As of September 2007, after just one year of activity, the project has already taken significant steps towards supporting the interconnection and interoperability of the major European and Indian Grid infrastructures. Key achievements include:
- Setting up a test-bed for the benefit of EU-India Grid applications and mobilising a hardware infrastructure of about 1200 core processors and 50 TB of disk for the benefit of EU-India Grid applications.

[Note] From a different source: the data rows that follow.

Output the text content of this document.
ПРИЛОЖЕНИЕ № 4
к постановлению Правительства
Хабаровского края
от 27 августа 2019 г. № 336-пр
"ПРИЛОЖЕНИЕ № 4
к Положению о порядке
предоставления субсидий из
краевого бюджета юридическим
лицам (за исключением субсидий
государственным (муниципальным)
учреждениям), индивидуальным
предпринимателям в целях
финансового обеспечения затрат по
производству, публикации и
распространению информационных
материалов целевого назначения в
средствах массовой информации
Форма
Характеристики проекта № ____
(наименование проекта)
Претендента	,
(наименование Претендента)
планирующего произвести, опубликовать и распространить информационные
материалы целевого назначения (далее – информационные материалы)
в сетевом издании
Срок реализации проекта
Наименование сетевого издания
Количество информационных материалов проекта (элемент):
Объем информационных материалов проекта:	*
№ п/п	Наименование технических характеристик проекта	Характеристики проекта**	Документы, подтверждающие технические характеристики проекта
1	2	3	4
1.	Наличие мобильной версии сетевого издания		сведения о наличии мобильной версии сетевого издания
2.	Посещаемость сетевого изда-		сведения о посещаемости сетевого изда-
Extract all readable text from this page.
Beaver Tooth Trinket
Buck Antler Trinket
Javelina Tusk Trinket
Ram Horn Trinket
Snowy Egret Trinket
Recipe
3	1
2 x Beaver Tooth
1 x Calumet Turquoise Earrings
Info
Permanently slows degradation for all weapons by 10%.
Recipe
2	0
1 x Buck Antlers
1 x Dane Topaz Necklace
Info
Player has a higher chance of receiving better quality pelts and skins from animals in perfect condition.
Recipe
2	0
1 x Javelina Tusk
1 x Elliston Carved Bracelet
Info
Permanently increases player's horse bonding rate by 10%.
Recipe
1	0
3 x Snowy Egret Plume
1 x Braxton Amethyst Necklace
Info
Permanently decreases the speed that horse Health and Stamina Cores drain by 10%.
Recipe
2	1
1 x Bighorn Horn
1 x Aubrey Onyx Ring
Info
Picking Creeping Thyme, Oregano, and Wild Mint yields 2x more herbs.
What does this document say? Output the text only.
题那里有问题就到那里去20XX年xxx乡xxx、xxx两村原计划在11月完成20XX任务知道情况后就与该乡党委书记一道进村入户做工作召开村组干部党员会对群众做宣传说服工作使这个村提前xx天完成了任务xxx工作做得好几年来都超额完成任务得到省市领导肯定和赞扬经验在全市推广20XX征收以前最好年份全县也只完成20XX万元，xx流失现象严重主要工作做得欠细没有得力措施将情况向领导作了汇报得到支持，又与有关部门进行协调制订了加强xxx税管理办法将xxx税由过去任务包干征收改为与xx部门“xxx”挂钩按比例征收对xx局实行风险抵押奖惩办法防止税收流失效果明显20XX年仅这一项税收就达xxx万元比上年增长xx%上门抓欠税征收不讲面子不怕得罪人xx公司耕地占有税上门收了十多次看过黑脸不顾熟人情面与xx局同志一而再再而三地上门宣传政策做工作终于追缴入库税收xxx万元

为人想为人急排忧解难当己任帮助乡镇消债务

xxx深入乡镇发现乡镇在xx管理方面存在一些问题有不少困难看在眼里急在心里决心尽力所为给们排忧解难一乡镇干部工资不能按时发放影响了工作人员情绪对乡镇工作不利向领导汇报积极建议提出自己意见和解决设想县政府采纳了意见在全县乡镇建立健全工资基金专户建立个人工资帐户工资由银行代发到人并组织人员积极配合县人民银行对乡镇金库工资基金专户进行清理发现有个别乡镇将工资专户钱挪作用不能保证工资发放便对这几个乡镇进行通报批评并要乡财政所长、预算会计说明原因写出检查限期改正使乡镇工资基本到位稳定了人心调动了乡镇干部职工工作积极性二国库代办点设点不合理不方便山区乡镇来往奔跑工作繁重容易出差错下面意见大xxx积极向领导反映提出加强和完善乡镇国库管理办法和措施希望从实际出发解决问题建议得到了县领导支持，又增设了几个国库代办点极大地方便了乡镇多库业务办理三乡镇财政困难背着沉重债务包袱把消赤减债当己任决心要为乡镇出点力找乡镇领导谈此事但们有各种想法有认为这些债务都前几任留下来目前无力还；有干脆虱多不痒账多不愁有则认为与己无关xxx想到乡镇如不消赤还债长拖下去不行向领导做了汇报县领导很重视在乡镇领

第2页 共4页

- Creating the conditions for the access to a high speed (1 Gb/s) EU-India intercontinental link for the EU-IndiaGrid research Community thanks to the support of Government of India Department of Atomic Energy.
- Providing Indian researchers with access to the intercontinental Grid Infrastructure, using a temporary Certification Authority through cooperation with Academia Sinica Taiwan (EGEE partner and Regional Operation Centre for Asia)
- Taking concrete steps towards an internationally recognised Indian Certification Authority with C-DAC, spearhead of the GARUDA Indian National Grid Initiative, acting as the selected institution.
- Building a Networked Community of over 450 members from more than 300 individual organisations with very highly qualified players from academic and research institutions, government agencies and commercial organisations.
Transferring knowledge of Grid tools to researchers and scientists, allowing them to use more advanced computing tools and to port applications onto the Grid. Three EU-IndiaGrid Workshops were successfully held in Bangalore, Mumbai and Pune, combining Training Tutorials and Networking Sessions. An additional training event dedicated to gLite site managers was organised in Kolkata. The Conference in Bangalore in December 2007, organised in cooperation with the 3rd IEEE Conference on e-science and grid computing, marks another key networking end knowledge-sharing event for the project.